The point here is that the core game — even at Early Access launch — has excellent base-building survival gameplay, but also multiplayer (co-op and PvP), which really helps word of mouth and streamer reach at launch. Also, you can set up your own server. And it’s extremely deep. As always, the game is the thing.
Building a robust pre-release Discord and community was super important
Getting a large community based around your game early is important. When chatting to Stunlock’s Bearson about this, he noted: “With a new IP like V Rising, you don’t really have an old crowd familiar with your ideas beforehand, so we really wanted to have places for people that take an interest in our game to gather. Before we released it, our Discord server was sitting at around… 14,000 members? As of right now, I believe we have 62,000.
“We’ve been using a bunch of experimental features and announcement channels to try and keep information flowing. There’s… a culture that’s building around server hosting, server varieties, and different game modes that’s building up that we very much expected, but probably not to this degree.” Absolutely.
Lots of early feedback and hype build-up created via Closed Betas
The Stunlock team did some larger closed Beta tests near launch, with up to 3,000 players. As Bearson notes: “The Betas were pretty essential in solidifying our direction and helping us bug fix in a major way before the game was in everyone’s hands… The feedback we got from the players helped us solidify our direction and find some major emergent issues that we were able to adjust quite a bit.
“Even in the last seconds leading up to our Early Access launch, we were making changes, ones that I think the game might have been much worse off for if we didn’t feel the urge to make those adjustments. Huge thanks to those players.”
Anyhow, I know you all know this by now, but repeating: doing larger, controlled public or private demos allows you to understand what people do and don’t like about the game, and address feedback before you get penalized for it at Steam launch.
Also see: fanbase, transparency, ‘all the normal things’
In addition to the above, we spotted some other things we felt additionally contributed to V Rising’s smash hit nature too — as follows:
“Being transparent is all about communicating what you can and trying to be honest. Ironically, this means keeping things to yourself sometimes”
Jeremy Bearson, Stunlock Studios
- Stunlock has a heritage of successful multiplayer games — both from an expertise and built-in fanbase perspective. That shouldn’t be underestimated: “We definitely worked to connect with our Battlerite and Bloodline Champions (and even our Dead Island Epidemic fans out there, we see you) and make them aware of what we’re working on. Because they’re such different games… we tried to be clear about that from the beginning, so that they would understand that this project is very, very different from our past endeavors.”
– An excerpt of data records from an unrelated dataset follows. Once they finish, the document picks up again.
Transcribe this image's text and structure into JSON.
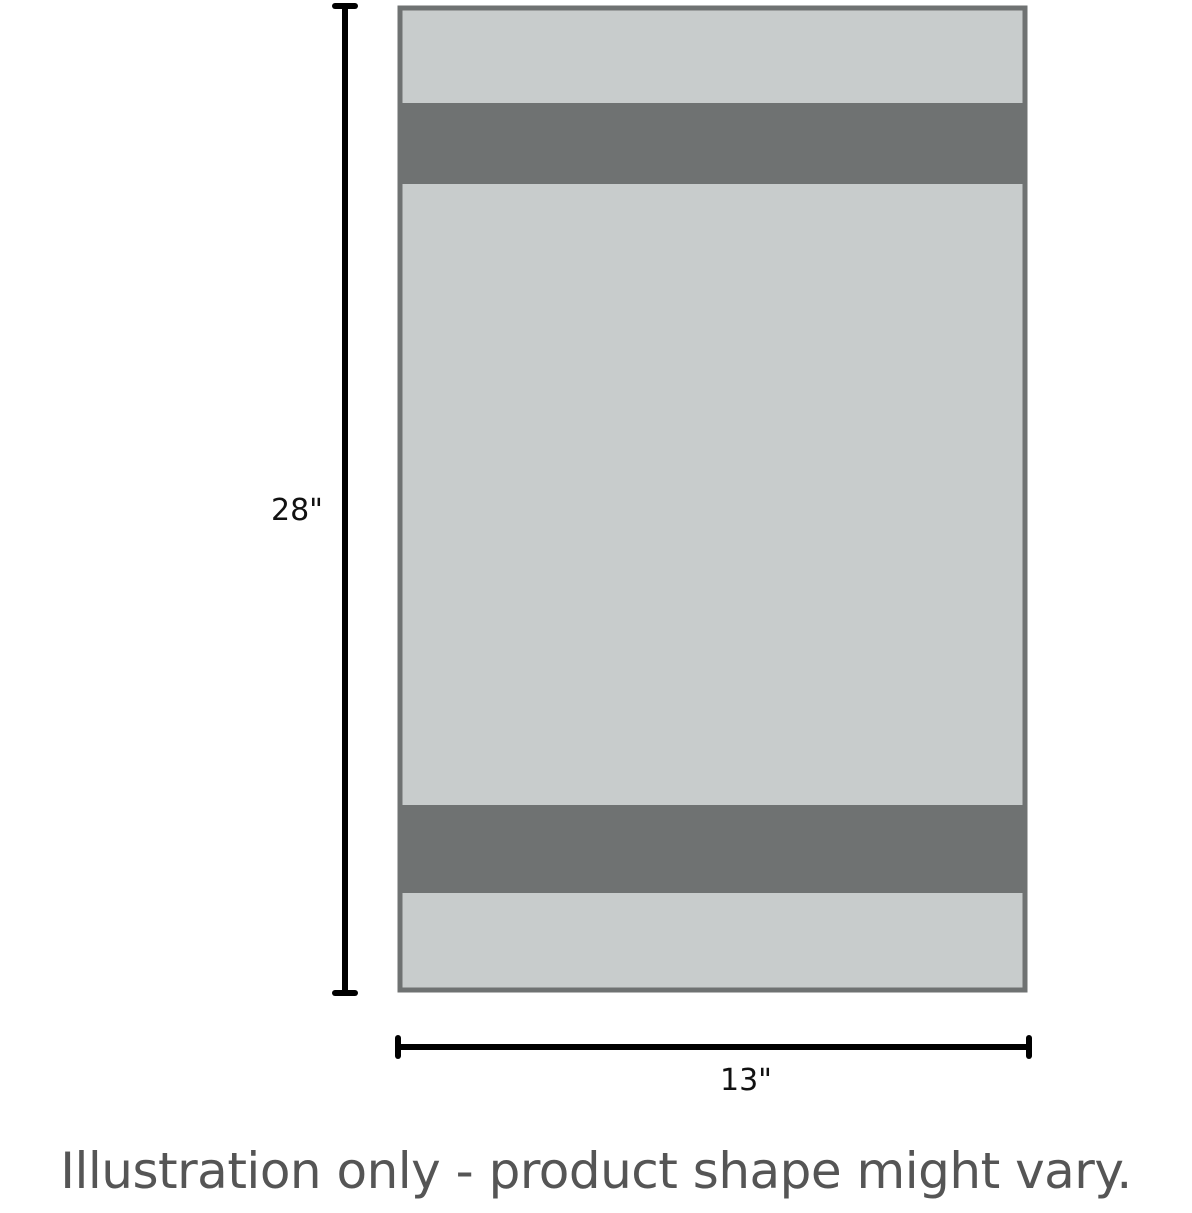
{
  "diagram": {
    "height_label": "28\"",
    "width_label": "13\"",
    "caption": "Illustration only - product shape might vary.",
    "colors": {
      "towel_body": "#c8cccc",
      "towel_border": "#6f7272",
      "stripe": "#6f7272",
      "dimension_line": "#000000",
      "caption_text": "#555555"
    }
  }
}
- In general, I thought Stunlock were extremely transparent with players about plans for V Rising — see this very comprehensive post-announce Q&A, for example. But Bearson does add: “Being transparent is all about communicating what you can and trying to be as honest as you can. Ironically, this means keeping things to yourself sometimes.” So be.. tactically transparent?
- And of course, there’s all the other things you would naturally need to do: “We put a lot of work into getting our name out. Releasing trailers, reaching out to influencers, keeping an active presence on socials, and keeping active keeping players informed of our development through things like dev blogs and newsletters were essential to getting a foothold in the gaming space.”
So there you go — we’re not claiming everyone can replicate Stunlock’s success. But at least you can better understand why V Rising appealed, and why it was primed to take off. And thanks to the devs for chatting to us about it.